The entire range of Cazenove funds will be rebranded as Schroders MM funds from March.
As part of the rebrand Schroders’ existing trio of multi-manager of funds will be merged with the Cazenove range during Q2, subject to shareholder and regulatory approval.
Cazenove multi-manager duo Marcus Brookes and Robin McDonald will take on responsibility for the portfolios.
Schroders acquired Cazenove Capital last July for £424m.
Advisers agree there should be no immediate impact on the management style or fund size.
Skerritts head of investment Andrew Merricks believes the multi-manager funds should be easier to merge.
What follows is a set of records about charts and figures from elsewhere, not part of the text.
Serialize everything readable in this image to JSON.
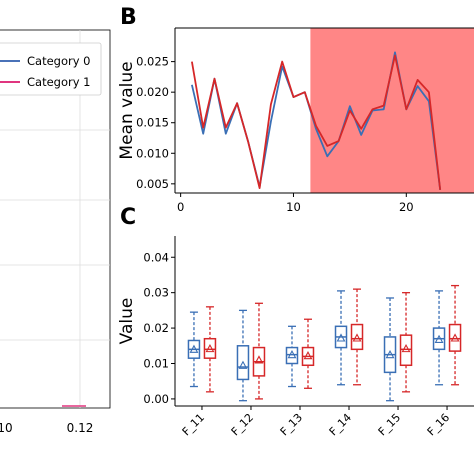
{
  "panel_a": {
    "legend": [
      {
        "label": "Category 0",
        "color": "#4a72b8"
      },
      {
        "label": "Category 1",
        "color": "#e0357f"
      }
    ],
    "tick_labels": [
      "10",
      "0.12"
    ]
  },
  "panel_b": {
    "label": "B"
  },
  "panel_c": {
    "label": "C"
  },
  "chart_data": [
    {
      "type": "line",
      "panel": "B",
      "ylabel": "Mean value",
      "xlabel": "",
      "xlim": [
        -0.5,
        26
      ],
      "ylim": [
        0.0035,
        0.0305
      ],
      "x_ticks": [
        0,
        10,
        20
      ],
      "y_ticks": [
        "0.005",
        "0.010",
        "0.015",
        "0.020",
        "0.025"
      ],
      "shaded_region": {
        "x_start": 11.5,
        "x_end": 26,
        "color": "#ff8080"
      },
      "x": [
        1,
        2,
        3,
        4,
        5,
        6,
        7,
        8,
        9,
        10,
        11,
        12,
        13,
        14,
        15,
        16,
        17,
        18,
        19,
        20,
        21,
        22,
        23
      ],
      "series": [
        {
          "color": "#3a6fb5",
          "values": [
            0.0212,
            0.0132,
            0.0222,
            0.0132,
            0.0182,
            0.0118,
            0.0045,
            0.0152,
            0.0242,
            0.0192,
            0.02,
            0.014,
            0.0095,
            0.012,
            0.0177,
            0.013,
            0.017,
            0.0172,
            0.0265,
            0.0172,
            0.021,
            0.0185,
            0.004
          ]
        },
        {
          "color": "#d62728",
          "values": [
            0.025,
            0.0142,
            0.0222,
            0.0142,
            0.0182,
            0.0118,
            0.0043,
            0.018,
            0.025,
            0.0192,
            0.02,
            0.0145,
            0.0112,
            0.012,
            0.017,
            0.014,
            0.0172,
            0.0178,
            0.026,
            0.0172,
            0.022,
            0.02,
            0.004
          ]
        }
      ]
    },
    {
      "type": "box",
      "panel": "C",
      "ylabel": "Value",
      "ylim": [
        -0.002,
        0.046
      ],
      "y_ticks": [
        "0.00",
        "0.01",
        "0.02",
        "0.03",
        "0.04"
      ],
      "categories": [
        "F_11",
        "F_12",
        "F_13",
        "F_14",
        "F_15",
        "F_16"
      ],
      "series": [
        {
          "color": "#3a6fb5",
          "boxes": [
            {
              "whislo": 0.0035,
              "q1": 0.0115,
              "med": 0.014,
              "q3": 0.0165,
              "whishi": 0.0245,
              "mean": 0.014
            },
            {
              "whislo": -0.0005,
              "q1": 0.0055,
              "med": 0.009,
              "q3": 0.015,
              "whishi": 0.025,
              "mean": 0.0095
            },
            {
              "whislo": 0.0035,
              "q1": 0.01,
              "med": 0.0125,
              "q3": 0.0145,
              "whishi": 0.0205,
              "mean": 0.0125
            },
            {
              "whislo": 0.004,
              "q1": 0.0145,
              "med": 0.0175,
              "q3": 0.0205,
              "whishi": 0.0305,
              "mean": 0.0172
            },
            {
              "whislo": -0.0005,
              "q1": 0.0075,
              "med": 0.0125,
              "q3": 0.0175,
              "whishi": 0.0285,
              "mean": 0.0125
            },
            {
              "whislo": 0.004,
              "q1": 0.014,
              "med": 0.017,
              "q3": 0.02,
              "whishi": 0.0305,
              "mean": 0.0168
            }
          ]
        },
        {
          "color": "#d62728",
          "boxes": [
            {
              "whislo": 0.002,
              "q1": 0.0115,
              "med": 0.014,
              "q3": 0.017,
              "whishi": 0.026,
              "mean": 0.0142
            },
            {
              "whislo": 0.0,
              "q1": 0.0065,
              "med": 0.0105,
              "q3": 0.0145,
              "whishi": 0.027,
              "mean": 0.011
            },
            {
              "whislo": 0.003,
              "q1": 0.0095,
              "med": 0.012,
              "q3": 0.0145,
              "whishi": 0.0225,
              "mean": 0.0122
            },
            {
              "whislo": 0.004,
              "q1": 0.014,
              "med": 0.017,
              "q3": 0.021,
              "whishi": 0.031,
              "mean": 0.0172
            },
            {
              "whislo": 0.002,
              "q1": 0.0095,
              "med": 0.014,
              "q3": 0.018,
              "whishi": 0.03,
              "mean": 0.0142
            },
            {
              "whislo": 0.004,
              "q1": 0.0135,
              "med": 0.017,
              "q3": 0.021,
              "whishi": 0.032,
              "mean": 0.0172
            }
          ]
        }
      ]
    }
  ]
}
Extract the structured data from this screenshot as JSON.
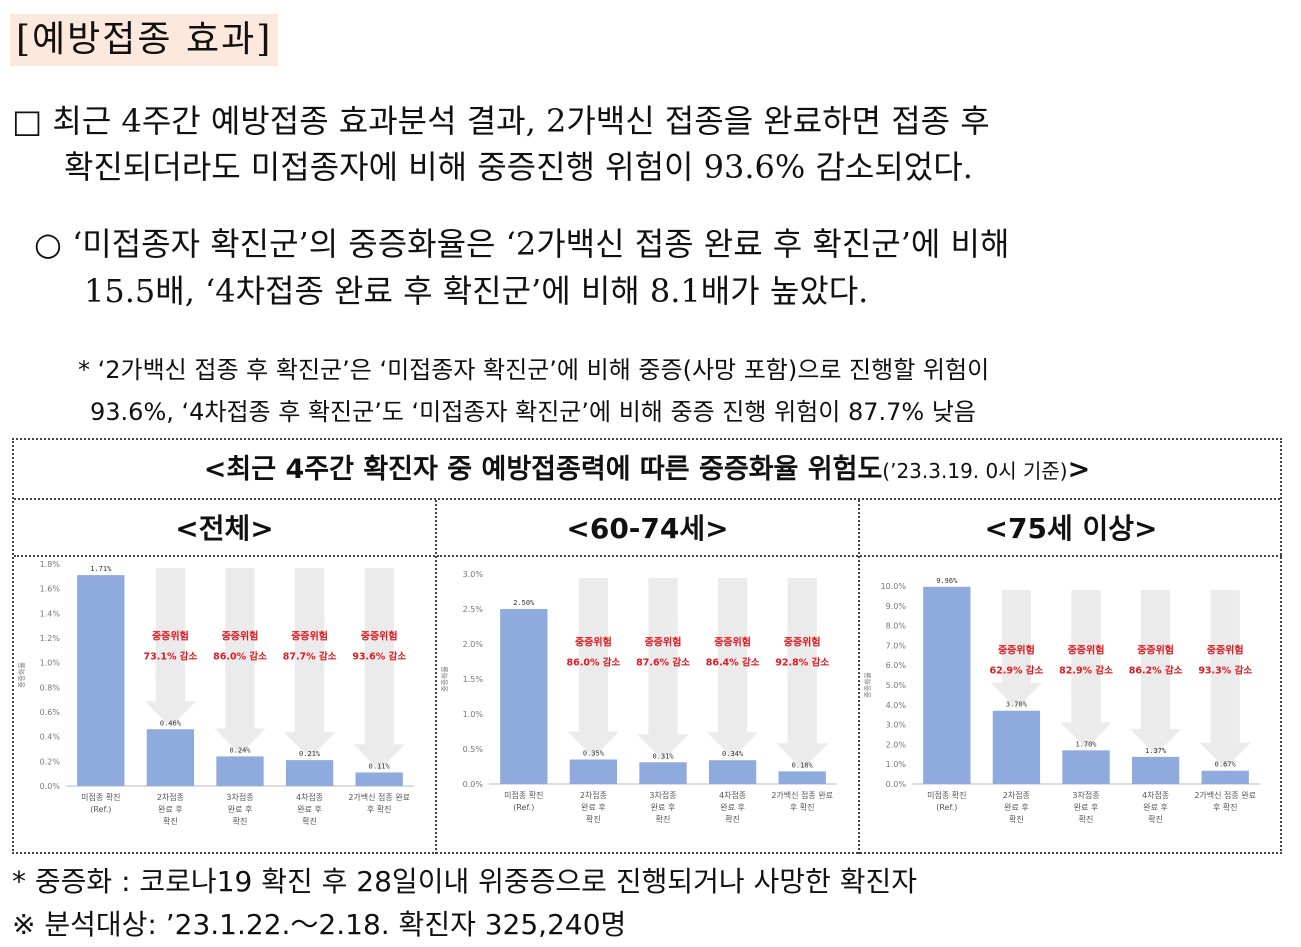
{
  "heading": "[예방접종 효과]",
  "para1": {
    "line1": "□  최근 4주간 예방접종 효과분석 결과, 2가백신 접종을 완료하면 접종 후",
    "line2": "확진되더라도 미접종자에 비해 중증진행 위험이 93.6% 감소되었다."
  },
  "para2": {
    "line1": "○ ‘미접종자 확진군’의 중증화율은 ‘2가백신 접종 완료 후 확진군’에 비해",
    "line2": "15.5배, ‘4차접종 완료 후 확진군’에 비해 8.1배가 높았다."
  },
  "note": {
    "line1": "* ‘2가백신 접종 후 확진군’은 ‘미접종자 확진군’에 비해 중증(사망 포함)으로 진행할 위험이",
    "line2": "93.6%, ‘4차접종 후 확진군’도 ‘미접종자 확진군’에 비해 중증 진행 위험이 87.7% 낮음"
  },
  "figure": {
    "title": "<최근 4주간 확진자 중 예방접종력에 따른 중증화율 위험도",
    "title_small": "(’23.3.19. 0시 기준)",
    "title_end": ">"
  },
  "chart_data": [
    {
      "type": "bar",
      "heading": "<전체>",
      "ylabel": "중증화율",
      "ylim": [
        0,
        1.8
      ],
      "yticks": [
        "0.0%",
        "0.2%",
        "0.4%",
        "0.6%",
        "0.8%",
        "1.0%",
        "1.2%",
        "1.4%",
        "1.6%",
        "1.8%"
      ],
      "categories": [
        "미접종 확진\n(Ref.)",
        "2차접종\n완료 후\n확진",
        "3차접종\n완료 후\n확진",
        "4차접종\n완료 후\n확진",
        "2가백신 접종 완료\n후 확진"
      ],
      "values": [
        1.71,
        0.46,
        0.24,
        0.21,
        0.11
      ],
      "value_labels": [
        "1.71%",
        "0.46%",
        "0.24%",
        "0.21%",
        "0.11%"
      ],
      "risk_label": "중증위험",
      "reductions": [
        "",
        "73.1% 감소",
        "86.0% 감소",
        "87.7% 감소",
        "93.6% 감소"
      ]
    },
    {
      "type": "bar",
      "heading": "<60-74세>",
      "ylabel": "중증화율",
      "ylim": [
        0,
        3.0
      ],
      "yticks": [
        "0.0%",
        "0.5%",
        "1.0%",
        "1.5%",
        "2.0%",
        "2.5%",
        "3.0%"
      ],
      "categories": [
        "미접종 확진\n(Ref.)",
        "2차접종\n완료 후\n확진",
        "3차접종\n완료 후\n확진",
        "4차접종\n완료 후\n확진",
        "2가백신 접종 완료\n후 확진"
      ],
      "values": [
        2.5,
        0.35,
        0.31,
        0.34,
        0.18
      ],
      "value_labels": [
        "2.50%",
        "0.35%",
        "0.31%",
        "0.34%",
        "0.18%"
      ],
      "risk_label": "중증위험",
      "reductions": [
        "",
        "86.0% 감소",
        "87.6% 감소",
        "86.4% 감소",
        "92.8% 감소"
      ]
    },
    {
      "type": "bar",
      "heading": "<75세 이상>",
      "ylabel": "중증화율",
      "ylim": [
        0,
        10.0
      ],
      "yticks": [
        "0.0%",
        "1.0%",
        "2.0%",
        "3.0%",
        "4.0%",
        "5.0%",
        "6.0%",
        "7.0%",
        "8.0%",
        "9.0%",
        "10.0%"
      ],
      "categories": [
        "미접종 확진\n(Ref.)",
        "2차접종\n완료 후\n확진",
        "3차접종\n완료 후\n확진",
        "4차접종\n완료 후\n확진",
        "2가백신 접종 완료\n후 확진"
      ],
      "values": [
        9.96,
        3.7,
        1.7,
        1.37,
        0.67
      ],
      "value_labels": [
        "9.96%",
        "3.70%",
        "1.70%",
        "1.37%",
        "0.67%"
      ],
      "risk_label": "중증위험",
      "reductions": [
        "",
        "62.9% 감소",
        "82.9% 감소",
        "86.2% 감소",
        "93.3% 감소"
      ]
    }
  ],
  "footnotes": {
    "f1": "* 중증화 : 코로나19 확진 후 28일이내 위중증으로 진행되거나 사망한 확진자",
    "f2": "※  분석대상: ’23.1.22.～2.18. 확진자 325,240명"
  },
  "colors": {
    "bar": "#8faadc",
    "arrow": "#ebebeb",
    "reduction": "#e0191f",
    "heading_bg": "#fce8dc"
  }
}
He says: “If you are merging multi-manager funds it is easier than merging single stock funds because most multi-managers will know who the best managers are.”
Chase De Vere head of communications Patrick Connolly says: “The money they will be managing is not an immediate concern and the Cazenove managers will be able to manage the funds in the same way as they did before.”
But Connolly adds the merged funds could attract flows that may eventually impact the portfolio’s “flexibility”.
He says: “The only time we would have a concern is if the funds attract so much more money that this then impacted on their flexibility but that is some way off.”
Thomas and Thomas managing director Darren Lloyd Thomas says: “Schroders and Cazenove are a good marriage. But as those funds cont-inue to grow, I would expect long-term underperformance as the funds become too big.
“At the moment though there is no cause for concern.”